October 4, 2012, ‘Authorizing Moral Crusades: Rights Talk and Literary Trafficking’



Anthropology Colloquium is the department’s speaker series that invites a mixture of anthropologists from within and outside of UBC to present their research. This speaker series is scheduled throughout the academic year, typically with a lunch reception in the AnSo Lounge.

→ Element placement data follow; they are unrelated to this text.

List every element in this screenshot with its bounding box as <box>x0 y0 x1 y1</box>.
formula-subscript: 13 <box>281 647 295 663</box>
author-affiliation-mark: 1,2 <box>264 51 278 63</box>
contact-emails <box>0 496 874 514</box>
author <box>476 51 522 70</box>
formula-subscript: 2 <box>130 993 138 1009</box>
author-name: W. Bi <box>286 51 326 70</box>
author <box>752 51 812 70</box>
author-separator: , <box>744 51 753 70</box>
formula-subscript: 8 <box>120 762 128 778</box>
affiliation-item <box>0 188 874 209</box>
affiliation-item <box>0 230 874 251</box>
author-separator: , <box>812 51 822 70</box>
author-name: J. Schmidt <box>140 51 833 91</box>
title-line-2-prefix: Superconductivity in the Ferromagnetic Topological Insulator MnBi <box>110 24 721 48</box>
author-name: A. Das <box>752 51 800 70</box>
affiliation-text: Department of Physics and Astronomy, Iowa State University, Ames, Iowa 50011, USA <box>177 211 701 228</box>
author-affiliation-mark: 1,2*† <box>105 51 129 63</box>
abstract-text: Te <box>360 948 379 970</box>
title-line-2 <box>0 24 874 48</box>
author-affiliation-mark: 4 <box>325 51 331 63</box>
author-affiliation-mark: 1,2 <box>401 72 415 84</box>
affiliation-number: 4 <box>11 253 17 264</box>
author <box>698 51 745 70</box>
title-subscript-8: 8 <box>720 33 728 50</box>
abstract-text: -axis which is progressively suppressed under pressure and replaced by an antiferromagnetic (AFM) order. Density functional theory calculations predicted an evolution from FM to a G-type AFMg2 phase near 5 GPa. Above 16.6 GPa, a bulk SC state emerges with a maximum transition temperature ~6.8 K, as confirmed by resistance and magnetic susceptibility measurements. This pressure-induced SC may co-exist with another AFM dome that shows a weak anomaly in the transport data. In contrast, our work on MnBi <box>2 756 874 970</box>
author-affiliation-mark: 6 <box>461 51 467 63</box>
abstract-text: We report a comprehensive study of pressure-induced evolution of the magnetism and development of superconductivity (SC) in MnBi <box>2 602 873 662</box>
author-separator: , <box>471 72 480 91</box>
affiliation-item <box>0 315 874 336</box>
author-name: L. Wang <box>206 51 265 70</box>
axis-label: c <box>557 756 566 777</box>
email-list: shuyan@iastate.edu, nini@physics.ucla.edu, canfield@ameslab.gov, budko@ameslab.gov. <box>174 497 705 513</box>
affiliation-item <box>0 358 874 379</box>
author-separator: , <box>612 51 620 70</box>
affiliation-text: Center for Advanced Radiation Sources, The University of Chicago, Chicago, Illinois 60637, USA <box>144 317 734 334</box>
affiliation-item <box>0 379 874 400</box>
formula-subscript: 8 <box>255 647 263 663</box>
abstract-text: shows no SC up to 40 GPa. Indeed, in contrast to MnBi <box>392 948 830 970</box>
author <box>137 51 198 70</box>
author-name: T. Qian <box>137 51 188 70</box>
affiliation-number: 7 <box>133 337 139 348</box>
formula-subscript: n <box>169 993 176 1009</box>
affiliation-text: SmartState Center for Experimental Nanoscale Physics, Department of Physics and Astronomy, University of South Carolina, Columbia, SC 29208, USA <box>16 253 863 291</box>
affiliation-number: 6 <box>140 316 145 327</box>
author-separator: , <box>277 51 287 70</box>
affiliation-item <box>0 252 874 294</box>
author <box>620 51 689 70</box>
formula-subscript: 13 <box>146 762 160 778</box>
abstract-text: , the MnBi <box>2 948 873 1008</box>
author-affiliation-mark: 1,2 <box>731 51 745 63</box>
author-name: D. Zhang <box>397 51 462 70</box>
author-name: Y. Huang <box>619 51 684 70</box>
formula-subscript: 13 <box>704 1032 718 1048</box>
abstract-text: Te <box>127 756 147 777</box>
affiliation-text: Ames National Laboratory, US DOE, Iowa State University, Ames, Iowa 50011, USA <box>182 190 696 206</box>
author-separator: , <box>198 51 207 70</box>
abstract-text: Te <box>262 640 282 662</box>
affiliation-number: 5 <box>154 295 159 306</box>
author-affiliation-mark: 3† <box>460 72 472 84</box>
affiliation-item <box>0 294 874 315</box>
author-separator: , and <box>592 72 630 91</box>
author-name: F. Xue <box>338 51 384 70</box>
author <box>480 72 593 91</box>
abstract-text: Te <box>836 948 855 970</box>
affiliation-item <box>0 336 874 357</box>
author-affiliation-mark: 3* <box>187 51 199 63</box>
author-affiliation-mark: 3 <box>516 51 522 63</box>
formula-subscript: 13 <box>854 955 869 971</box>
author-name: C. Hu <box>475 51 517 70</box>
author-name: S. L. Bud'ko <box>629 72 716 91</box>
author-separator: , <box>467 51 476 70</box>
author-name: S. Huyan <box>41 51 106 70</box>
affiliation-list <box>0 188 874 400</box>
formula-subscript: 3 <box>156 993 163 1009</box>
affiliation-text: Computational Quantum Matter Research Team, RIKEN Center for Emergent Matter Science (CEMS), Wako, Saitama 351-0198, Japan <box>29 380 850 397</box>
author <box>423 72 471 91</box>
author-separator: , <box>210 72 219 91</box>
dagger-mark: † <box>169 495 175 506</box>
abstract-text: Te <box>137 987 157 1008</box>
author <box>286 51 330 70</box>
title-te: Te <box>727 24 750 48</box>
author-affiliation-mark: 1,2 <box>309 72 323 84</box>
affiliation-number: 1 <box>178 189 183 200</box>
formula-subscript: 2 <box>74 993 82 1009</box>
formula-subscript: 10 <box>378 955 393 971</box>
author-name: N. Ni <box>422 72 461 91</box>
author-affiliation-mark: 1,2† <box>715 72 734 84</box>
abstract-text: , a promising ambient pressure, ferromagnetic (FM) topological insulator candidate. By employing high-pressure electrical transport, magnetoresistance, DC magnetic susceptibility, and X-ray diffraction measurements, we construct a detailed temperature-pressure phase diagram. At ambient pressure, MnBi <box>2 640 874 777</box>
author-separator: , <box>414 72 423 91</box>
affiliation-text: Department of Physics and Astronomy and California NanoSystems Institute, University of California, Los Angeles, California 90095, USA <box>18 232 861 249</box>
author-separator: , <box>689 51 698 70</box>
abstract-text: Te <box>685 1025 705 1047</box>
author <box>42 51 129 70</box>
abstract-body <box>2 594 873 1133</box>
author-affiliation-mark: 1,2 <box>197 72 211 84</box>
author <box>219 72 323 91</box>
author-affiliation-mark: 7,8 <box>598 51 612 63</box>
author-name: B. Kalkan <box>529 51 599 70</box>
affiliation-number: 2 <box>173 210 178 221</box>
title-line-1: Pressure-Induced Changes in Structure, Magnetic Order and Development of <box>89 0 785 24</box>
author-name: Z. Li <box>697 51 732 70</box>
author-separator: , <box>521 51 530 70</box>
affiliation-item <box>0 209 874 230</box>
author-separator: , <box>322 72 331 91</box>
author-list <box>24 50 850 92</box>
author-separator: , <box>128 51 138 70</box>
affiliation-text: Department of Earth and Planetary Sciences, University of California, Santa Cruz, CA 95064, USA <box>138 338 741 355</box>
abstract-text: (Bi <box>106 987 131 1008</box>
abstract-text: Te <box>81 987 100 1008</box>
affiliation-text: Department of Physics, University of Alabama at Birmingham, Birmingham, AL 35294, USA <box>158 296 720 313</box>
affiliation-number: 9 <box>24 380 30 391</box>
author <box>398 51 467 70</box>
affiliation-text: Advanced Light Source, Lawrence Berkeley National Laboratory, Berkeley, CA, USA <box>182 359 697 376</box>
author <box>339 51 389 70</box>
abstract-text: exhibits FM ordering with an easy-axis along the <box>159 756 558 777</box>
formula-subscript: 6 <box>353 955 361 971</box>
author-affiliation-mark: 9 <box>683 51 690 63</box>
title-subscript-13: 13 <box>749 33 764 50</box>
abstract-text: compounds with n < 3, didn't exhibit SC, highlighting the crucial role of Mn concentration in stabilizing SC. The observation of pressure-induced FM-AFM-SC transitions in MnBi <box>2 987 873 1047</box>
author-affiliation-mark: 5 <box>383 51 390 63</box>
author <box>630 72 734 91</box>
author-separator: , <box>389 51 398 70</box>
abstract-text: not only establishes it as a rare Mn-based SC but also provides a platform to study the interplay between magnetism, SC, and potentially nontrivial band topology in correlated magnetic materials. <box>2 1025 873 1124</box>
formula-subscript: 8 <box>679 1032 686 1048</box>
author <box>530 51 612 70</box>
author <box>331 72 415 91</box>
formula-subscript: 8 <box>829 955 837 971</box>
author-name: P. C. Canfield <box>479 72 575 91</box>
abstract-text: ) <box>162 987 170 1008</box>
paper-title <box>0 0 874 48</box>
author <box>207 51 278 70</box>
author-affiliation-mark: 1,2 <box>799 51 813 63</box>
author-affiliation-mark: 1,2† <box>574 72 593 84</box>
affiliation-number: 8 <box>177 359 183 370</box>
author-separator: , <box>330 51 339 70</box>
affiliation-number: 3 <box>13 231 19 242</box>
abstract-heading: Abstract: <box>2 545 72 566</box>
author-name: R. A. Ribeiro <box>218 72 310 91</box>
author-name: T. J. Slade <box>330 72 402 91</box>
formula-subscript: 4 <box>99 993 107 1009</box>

Authorizing Moral Crusades: Rights Talk and Literary Trafficking

Thursday October 4th, 2012
Michael Ames Theatre – Museum of Anthropology, 11:30-1:00

Dr. Lila Abu-Lughod

Joseph L. Buttenwieser Professor of Social Science
Director, Center for the Study of Social Difference
Director, Middle East Institute
Department of Anthropology/Institute for Research on Women and Gender
Columbia University

Abstract:
What lies behind the new American common-sense that we should go to war for global women’s rights? This lecture will show how two industries that we rarely think of together are authorizing the current moral crusade to save Muslim women: the international human rights regime and mass-market publishing, which has brought us a sordid genre of pulp non-fiction about Muslim women’s bondage and oppression. Drawing on her experiences in rural Egypt over the past thirty years and urging us to think carefully about our own lives, Professor Abu-Lughod offers an alternative way to think about the key terms of this crusade—choice versus force, freedom versus bondage.